We have neither engaged in any operations nor generated any revenues to date. Our only activities from August 11, 2020 (inception) through March 31, 2021 were organizational activities, those necessary to prepare for the Initial Public Offering, described below, and identifying a target company for a Business Combination. We do not expect to generate any operating revenues until after the completion of our Business Combination. We generate non-operating income in the form of interest income on marketable securities held in the Trust Account. We incur expenses as a result of being a public company (for legal, financial reporting, accounting and auditing compliance), as well as for due diligence expenses.
For the three months ended March 31, 2021, we had a net loss of $40,950, which consists of interest earned on marketable securities held in the Trust Account of $10,390, change in fair value of overallotment liability of $134,105 and change in fair value of warrant liability of $52,250, offset by operating costs of $220,267 and transaction costs associated with the warrant liabilities of $17,428.
Liquidity and Capital Resources
On February 8, 2021, we consummated the Initial Public Offering of 15,000,000 Units at $10.00 per Unit, generating gross proceeds of $150,000,000. Simultaneously with the closing of the Initial Public Offering, we consummated the sale of 430,000 Private Placement Unit a price of $10.00 per Private Placement Unit in a private placement to the Sponsor generating gross proceeds of $4,300,000.
On February 18, 2020, in connection with the underwriters’ exercise of their over-allotment option in full, we consummated the sale of an additional 2,250,000 Units at a price of $10.00 per Unit, generating total gross proceeds of $22,500,000. In addition, we also consummated the sale of an additional 45,000 Private Units at $10.00 per Private Unit, generating total gross proceeds of $450,000.
Following the Initial Public Offering, the full exercise of the over-allotment option, and the sale of the Private Units, a total of $172,500,000 was placed in the Trust Account. We incurred $4,664,421 in Initial Public Offering related costs , consisting of $3,450,000 of underwriting fees, $466,059 of deferred underwriting fees, and $748,362 of other offering costs.

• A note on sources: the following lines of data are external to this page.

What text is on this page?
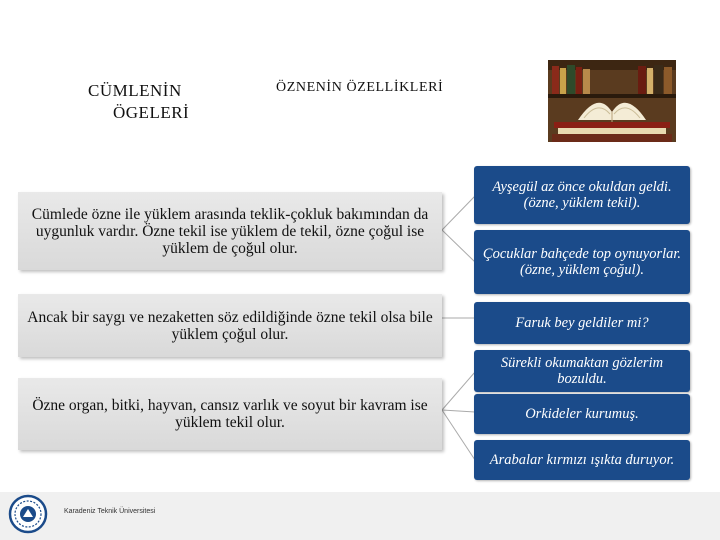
CÜMLENİN
ÖGELERİ
ÖZNENİN ÖZELLİKLERİ
Cümlede özne ile yüklem arasında teklik-çokluk bakımından da uygunluk vardır. Özne tekil ise yüklem de tekil, özne çoğul ise yüklem de çoğul olur.
Ancak bir saygı ve nezaketten söz edildiğinde özne tekil olsa bile yüklem çoğul olur.
Özne organ, bitki, hayvan, cansız varlık ve soyut bir kavram ise yüklem tekil olur.
Ayşegül az önce okuldan geldi. (özne, yüklem tekil).
Çocuklar bahçede top oynuyorlar. (özne, yüklem çoğul).
Faruk bey geldiler mi?
Sürekli okumaktan gözlerim bozuldu.
Orkideler kurumuş.
Arabalar kırmızı ışıkta duruyor.
Karadeniz Teknik Üniversitesi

For the three months ended March 31, 2021, cash used in operating activities was $971,316. Net loss of $40,950 was affected by interest earned on marketable securities held in the Trust Account of $10,390, change in fair value of overallotment liability of $134,105, change in fair value of warrant liability of $52,250 and transaction costs associated with the Initial Public Offering of $17,428. Changes in operating assets and liabilities used $751,049 of cash for operating activities.